Voleurs de justice – Véronique Moysan

♦Éditeur : Alter Real
Nombre de pages : 170
♦Date de parution : 25 novembre 2022
♦Prix : Papier : 17,00€ ; Numérique : 7,99€
♦Acheter : Amazon

Résumé : Un glaive dans une main, une balance dans l’autre, la statue de marbre surplombe le palais de justice. Ses yeux bandés symbolisent l’impartialité de la justice. « C’est surtout qu’elle ne veut pas voir nos conneries ! ». Voilà ce que pense Maître BB, fraichement sortie de l’école des avocats qui apprend son métier aux dépens du justiciable, en l’occurrence les clients de Gentil Patron, son maître de stage. Transsexuel en quête de genre, procureur hétéronormé, grand-père incestueux, juge fantasque ou greffier compatissant, tous vont se croiser pour un instant de vie dans un pathétique chahut où parfois, un moment de grâce sera accordé. Et que vient faire cette petite fille, victime collatérale de la vanité des uns, du pouvoir des autres, dans ce décor peut-être factice, mais souvent cruel ? Plongez dans l’envers du décor de cette vieille dame malade de sa lenteur expéditive qu’est l’institution judiciaire. Un récit mordant, à la plume cinglante, qui ne vous laissera pas indifférent ! *** Véronique Moysan a exercé la profession d’avocat pendant une vingtaine d’années. Après avoir prêté serment en 1998, et exercé dans un barreau de province, elle quitte la profession en 2018. Elle nous livre dans ce roman glaçant sa vision de la justice.

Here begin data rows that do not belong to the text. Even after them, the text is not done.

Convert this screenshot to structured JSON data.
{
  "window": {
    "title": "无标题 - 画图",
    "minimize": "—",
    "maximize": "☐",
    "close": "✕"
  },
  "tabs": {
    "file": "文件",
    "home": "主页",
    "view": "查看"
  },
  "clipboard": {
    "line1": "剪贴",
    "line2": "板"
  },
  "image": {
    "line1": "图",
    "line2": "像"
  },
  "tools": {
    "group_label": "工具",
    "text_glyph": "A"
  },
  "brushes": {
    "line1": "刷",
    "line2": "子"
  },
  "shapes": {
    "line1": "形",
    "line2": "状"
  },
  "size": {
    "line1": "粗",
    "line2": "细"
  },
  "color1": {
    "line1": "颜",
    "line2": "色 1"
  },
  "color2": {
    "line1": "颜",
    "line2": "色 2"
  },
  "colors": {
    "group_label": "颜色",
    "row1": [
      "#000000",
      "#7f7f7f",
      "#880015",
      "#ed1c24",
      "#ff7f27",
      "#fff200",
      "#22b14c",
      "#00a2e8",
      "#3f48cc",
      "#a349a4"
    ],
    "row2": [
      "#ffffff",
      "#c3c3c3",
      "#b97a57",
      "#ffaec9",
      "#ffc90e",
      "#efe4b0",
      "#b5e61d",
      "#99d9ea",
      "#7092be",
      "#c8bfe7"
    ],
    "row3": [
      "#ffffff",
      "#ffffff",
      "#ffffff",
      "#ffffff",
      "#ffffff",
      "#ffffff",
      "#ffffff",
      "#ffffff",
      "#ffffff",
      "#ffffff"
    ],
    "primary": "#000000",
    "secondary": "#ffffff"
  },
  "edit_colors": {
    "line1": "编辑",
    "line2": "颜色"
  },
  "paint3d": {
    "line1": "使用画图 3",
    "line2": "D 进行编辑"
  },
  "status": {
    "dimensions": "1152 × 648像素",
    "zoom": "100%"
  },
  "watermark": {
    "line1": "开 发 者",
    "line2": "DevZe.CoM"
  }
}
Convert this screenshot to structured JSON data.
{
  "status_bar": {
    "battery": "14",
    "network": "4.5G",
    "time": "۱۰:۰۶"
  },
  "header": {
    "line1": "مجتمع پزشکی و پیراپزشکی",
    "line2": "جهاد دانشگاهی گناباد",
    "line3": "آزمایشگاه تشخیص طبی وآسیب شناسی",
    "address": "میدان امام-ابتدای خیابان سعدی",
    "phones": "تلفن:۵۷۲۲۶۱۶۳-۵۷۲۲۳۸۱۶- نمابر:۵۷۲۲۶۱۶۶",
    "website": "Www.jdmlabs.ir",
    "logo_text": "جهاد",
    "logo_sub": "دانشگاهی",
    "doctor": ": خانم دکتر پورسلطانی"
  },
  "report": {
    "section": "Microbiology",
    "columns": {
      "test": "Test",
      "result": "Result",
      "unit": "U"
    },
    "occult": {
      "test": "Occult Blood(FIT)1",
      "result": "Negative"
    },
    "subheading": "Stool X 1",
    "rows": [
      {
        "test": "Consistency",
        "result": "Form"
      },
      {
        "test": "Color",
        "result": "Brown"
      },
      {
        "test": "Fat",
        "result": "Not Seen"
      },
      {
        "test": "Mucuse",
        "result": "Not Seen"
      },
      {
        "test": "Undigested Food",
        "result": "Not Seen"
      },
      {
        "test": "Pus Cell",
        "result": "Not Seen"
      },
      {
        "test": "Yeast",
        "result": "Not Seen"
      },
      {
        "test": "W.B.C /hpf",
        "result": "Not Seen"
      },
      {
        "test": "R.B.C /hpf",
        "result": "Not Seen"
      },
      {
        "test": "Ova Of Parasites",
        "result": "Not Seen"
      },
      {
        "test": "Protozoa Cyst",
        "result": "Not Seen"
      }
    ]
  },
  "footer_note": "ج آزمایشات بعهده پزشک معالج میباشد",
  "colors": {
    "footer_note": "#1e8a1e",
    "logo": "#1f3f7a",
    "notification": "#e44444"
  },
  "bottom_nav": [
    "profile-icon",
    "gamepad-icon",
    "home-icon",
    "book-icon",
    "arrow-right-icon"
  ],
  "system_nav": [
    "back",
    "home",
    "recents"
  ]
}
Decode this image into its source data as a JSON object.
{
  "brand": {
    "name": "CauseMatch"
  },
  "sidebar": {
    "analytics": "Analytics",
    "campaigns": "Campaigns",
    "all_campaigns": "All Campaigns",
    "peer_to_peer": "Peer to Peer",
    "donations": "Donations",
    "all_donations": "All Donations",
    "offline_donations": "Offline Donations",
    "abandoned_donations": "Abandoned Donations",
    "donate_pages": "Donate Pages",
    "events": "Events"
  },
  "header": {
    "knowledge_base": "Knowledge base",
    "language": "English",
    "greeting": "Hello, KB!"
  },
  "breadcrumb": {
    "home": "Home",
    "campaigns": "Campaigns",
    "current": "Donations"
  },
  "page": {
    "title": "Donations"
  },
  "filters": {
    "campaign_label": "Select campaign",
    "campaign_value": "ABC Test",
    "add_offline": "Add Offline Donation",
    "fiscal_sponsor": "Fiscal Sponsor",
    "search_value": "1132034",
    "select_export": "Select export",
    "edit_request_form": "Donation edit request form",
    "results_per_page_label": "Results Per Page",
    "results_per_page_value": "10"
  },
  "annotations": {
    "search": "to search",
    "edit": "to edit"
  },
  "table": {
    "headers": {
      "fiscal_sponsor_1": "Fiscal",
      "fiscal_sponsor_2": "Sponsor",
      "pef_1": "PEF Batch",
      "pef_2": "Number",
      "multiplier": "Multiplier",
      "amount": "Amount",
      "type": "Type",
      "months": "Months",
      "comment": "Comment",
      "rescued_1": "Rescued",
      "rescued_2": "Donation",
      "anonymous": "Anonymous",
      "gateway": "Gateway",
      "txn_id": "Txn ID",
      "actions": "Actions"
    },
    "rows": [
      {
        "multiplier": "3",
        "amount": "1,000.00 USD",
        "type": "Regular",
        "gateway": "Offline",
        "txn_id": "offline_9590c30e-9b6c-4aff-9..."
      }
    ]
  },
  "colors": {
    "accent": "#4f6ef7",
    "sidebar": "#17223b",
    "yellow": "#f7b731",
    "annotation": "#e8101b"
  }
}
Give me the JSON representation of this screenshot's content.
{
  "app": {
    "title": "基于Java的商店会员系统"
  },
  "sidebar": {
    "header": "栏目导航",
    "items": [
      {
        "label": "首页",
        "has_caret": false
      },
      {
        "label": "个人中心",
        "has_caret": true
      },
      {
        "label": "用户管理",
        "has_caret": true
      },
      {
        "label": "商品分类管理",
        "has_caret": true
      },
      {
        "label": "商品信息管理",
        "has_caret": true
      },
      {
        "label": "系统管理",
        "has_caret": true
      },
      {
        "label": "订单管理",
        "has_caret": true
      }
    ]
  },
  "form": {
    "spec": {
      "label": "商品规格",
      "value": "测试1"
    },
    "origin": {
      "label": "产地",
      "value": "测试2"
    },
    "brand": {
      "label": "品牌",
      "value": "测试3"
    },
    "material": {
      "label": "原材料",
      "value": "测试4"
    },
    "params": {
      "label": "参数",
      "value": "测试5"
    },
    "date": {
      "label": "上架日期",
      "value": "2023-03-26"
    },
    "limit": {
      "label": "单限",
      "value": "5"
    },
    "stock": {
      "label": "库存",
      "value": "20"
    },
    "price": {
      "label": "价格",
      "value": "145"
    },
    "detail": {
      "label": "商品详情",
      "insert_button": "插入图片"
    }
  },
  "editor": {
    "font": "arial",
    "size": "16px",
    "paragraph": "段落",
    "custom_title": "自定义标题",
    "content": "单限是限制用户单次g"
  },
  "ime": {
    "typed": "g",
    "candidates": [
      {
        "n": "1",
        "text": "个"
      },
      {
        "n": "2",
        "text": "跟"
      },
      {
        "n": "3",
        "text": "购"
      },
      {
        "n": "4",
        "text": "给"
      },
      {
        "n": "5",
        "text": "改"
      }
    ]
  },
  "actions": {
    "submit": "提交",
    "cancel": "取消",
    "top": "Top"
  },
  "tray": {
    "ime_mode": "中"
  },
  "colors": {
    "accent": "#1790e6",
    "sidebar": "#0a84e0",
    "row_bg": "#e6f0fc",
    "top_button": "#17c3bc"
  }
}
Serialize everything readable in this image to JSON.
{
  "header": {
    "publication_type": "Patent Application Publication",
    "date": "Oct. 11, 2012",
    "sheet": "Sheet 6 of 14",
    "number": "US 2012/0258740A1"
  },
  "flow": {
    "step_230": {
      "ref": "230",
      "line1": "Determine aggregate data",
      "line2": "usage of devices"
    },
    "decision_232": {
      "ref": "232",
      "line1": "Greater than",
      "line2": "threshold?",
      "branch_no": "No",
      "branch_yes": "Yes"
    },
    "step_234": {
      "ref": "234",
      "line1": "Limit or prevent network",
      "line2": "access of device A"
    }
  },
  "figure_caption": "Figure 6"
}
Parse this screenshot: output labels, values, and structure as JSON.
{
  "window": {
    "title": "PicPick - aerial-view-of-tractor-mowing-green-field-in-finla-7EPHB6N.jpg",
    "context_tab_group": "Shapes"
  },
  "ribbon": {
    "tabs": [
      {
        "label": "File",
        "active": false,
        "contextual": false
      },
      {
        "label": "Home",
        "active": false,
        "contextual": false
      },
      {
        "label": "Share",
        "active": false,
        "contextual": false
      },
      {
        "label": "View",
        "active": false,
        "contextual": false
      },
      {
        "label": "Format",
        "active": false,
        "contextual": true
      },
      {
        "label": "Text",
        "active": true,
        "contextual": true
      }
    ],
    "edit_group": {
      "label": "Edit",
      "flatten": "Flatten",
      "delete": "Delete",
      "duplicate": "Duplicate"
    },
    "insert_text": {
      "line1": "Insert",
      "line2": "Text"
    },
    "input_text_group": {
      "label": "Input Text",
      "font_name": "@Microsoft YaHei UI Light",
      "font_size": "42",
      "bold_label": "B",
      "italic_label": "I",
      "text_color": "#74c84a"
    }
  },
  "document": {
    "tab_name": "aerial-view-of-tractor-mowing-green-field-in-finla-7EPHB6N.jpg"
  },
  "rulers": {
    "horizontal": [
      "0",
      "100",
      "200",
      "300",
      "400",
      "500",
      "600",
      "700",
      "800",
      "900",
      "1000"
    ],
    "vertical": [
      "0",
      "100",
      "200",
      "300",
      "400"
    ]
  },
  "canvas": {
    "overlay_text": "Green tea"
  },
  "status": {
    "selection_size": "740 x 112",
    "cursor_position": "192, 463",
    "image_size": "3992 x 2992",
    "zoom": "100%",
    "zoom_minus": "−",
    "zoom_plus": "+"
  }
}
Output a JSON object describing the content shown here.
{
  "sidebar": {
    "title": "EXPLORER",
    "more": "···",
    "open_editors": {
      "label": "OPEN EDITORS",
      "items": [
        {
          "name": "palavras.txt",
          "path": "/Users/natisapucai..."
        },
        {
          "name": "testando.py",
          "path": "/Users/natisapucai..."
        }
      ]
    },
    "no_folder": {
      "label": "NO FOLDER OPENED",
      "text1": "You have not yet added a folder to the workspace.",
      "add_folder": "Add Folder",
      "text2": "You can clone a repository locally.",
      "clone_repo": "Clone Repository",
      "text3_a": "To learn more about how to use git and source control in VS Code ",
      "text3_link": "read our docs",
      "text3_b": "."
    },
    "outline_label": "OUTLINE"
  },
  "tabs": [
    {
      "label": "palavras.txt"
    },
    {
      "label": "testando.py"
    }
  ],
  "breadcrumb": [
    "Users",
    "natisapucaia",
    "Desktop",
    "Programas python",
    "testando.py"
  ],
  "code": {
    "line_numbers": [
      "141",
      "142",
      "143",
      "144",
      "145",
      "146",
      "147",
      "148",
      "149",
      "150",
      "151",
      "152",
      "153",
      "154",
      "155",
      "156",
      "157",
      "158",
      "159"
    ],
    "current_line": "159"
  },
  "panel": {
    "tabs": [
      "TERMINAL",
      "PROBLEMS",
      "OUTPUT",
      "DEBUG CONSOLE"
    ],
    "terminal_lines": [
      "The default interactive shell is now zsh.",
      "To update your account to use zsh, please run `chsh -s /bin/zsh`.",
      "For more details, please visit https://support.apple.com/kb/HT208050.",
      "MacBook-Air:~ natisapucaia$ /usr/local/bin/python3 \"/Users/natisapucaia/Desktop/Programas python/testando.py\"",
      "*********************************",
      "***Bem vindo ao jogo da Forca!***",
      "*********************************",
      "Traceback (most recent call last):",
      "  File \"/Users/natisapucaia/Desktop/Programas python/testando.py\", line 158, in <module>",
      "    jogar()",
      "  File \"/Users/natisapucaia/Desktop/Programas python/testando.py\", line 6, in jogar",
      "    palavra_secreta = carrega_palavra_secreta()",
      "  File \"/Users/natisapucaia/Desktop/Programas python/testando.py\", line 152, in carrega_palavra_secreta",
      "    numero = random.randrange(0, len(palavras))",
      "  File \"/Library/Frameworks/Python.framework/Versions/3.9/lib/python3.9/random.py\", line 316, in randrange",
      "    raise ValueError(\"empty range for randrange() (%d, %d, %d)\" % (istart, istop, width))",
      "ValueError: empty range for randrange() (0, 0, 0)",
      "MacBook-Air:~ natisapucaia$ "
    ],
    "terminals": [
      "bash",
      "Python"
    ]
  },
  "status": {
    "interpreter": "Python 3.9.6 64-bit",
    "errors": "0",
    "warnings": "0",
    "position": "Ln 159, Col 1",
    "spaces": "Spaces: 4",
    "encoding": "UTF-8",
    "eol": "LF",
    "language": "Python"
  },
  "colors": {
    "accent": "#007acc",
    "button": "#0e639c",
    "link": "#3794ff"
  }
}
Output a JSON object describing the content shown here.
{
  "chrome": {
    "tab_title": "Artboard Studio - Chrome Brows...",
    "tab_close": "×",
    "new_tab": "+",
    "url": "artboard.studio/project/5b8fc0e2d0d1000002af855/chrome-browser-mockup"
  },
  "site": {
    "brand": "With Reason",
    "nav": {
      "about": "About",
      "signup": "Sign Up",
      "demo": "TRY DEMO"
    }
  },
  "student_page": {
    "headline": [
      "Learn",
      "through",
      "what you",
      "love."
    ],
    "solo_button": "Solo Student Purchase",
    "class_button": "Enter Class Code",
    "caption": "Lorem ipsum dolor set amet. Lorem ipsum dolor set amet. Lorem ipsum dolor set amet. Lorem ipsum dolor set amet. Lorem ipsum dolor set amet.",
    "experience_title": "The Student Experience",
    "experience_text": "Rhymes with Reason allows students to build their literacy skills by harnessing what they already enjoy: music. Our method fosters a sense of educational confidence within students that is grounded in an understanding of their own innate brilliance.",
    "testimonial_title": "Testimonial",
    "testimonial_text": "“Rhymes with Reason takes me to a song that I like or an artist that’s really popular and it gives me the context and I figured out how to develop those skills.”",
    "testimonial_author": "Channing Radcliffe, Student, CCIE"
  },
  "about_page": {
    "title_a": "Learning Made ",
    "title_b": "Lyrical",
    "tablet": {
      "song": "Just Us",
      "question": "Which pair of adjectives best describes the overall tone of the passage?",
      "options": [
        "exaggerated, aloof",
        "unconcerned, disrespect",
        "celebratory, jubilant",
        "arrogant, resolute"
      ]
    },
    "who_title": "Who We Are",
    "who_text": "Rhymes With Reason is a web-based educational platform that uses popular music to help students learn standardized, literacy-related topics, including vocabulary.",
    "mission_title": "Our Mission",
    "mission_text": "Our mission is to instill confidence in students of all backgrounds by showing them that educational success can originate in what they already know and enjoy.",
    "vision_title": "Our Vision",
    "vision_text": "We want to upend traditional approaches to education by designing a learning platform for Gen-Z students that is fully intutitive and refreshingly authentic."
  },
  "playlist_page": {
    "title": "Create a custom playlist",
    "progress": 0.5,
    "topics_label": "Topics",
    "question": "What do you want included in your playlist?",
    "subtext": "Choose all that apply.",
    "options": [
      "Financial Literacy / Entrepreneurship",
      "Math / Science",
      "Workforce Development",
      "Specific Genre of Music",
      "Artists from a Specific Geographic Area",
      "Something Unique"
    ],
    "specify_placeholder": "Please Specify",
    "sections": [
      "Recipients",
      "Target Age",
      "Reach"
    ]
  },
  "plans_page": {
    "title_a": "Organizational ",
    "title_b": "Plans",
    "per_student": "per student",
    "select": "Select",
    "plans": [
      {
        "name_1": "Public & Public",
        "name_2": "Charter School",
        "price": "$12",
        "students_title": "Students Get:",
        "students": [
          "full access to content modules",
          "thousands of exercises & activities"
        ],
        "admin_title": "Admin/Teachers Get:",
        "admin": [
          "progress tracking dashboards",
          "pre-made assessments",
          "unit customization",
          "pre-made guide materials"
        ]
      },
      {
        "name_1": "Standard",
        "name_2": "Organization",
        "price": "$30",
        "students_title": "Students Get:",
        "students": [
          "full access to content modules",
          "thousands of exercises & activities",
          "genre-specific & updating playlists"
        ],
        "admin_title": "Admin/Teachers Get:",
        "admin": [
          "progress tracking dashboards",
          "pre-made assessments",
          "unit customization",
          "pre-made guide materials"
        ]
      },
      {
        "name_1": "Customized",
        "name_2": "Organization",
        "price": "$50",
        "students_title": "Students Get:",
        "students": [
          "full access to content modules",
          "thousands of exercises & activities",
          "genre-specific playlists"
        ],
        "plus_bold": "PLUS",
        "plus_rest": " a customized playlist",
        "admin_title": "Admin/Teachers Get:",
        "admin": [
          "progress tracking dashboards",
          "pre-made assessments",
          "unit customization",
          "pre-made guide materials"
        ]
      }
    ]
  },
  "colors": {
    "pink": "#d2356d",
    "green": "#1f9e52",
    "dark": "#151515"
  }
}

Mon avis : En plus des histoires policières j’aime les histoires de procès. Je regarde pas mal d’émissions sur la chaine planète crime. Un livre qui traite du sujet ne pouvait donc que me plaire.

Maitre BB commence en tant qu’avocat. Elle début dans un grand cabinet et apprend le métier sur le tas, comme cela semble être le cas pour tout le monde dans la profession. Les années passent et elle devient plus aguerri, même si être une femme dans ce milieu reste difficile. Mais elle n’est pas du genre à baisser les bras.

J’ai beaucoup aimé découvrir le monde professionnel des avocats à travers l’expérience de Maitre BB. Cet univers m’a paru moins obscure même s’il est clair que le système judiciaire de notre pays serait à revoir partiellement voire totalement. Une petite réforme ne lui ferait pas de mal. J’ai aussi appris comment fonctionnait les grands cabinets d’avocats, avec sa misogynie ambiante, et les (beaucoup) plus petits et que ce n’est pas un métier facile. Pour y arriver il ne faut pas compter ces heures !
Véronique Moysan nous offre en suite toute une palette de clients allant du plus dégueulasse au plus à plaindre. Chacun mérite d’être défendu, même si c’est plus difficile pour certains que pour d’autres. Tous arrivent avec leur histoire et tous vous marque un peu à leur façon.
La plume de l’autrice m’a séduite, elle est incisive et directe. Pas de chichi. À l’image de Maitre BB, son personnage principal, elle est franche et vulgaire quand elle s’énerve mais toujours avec pas mal d’humour.
Ce que je n’ai pas compris et n’ai pas réussi à caser dans ce court roman, c’est l’histoire en parallèle de Petite Fille. Elle est là, un chapitre sur deux presque, mais je n’ai pas su quoi en faire et à quoi la relier dans le livre… C’est le seul bémol de ce livre que j’ai beaucoup aimé lire et qui m’a fait apprendre pas mal de choses avec beaucoup d’humour.

Je remercie les éditions Alter Real pour cette lecture.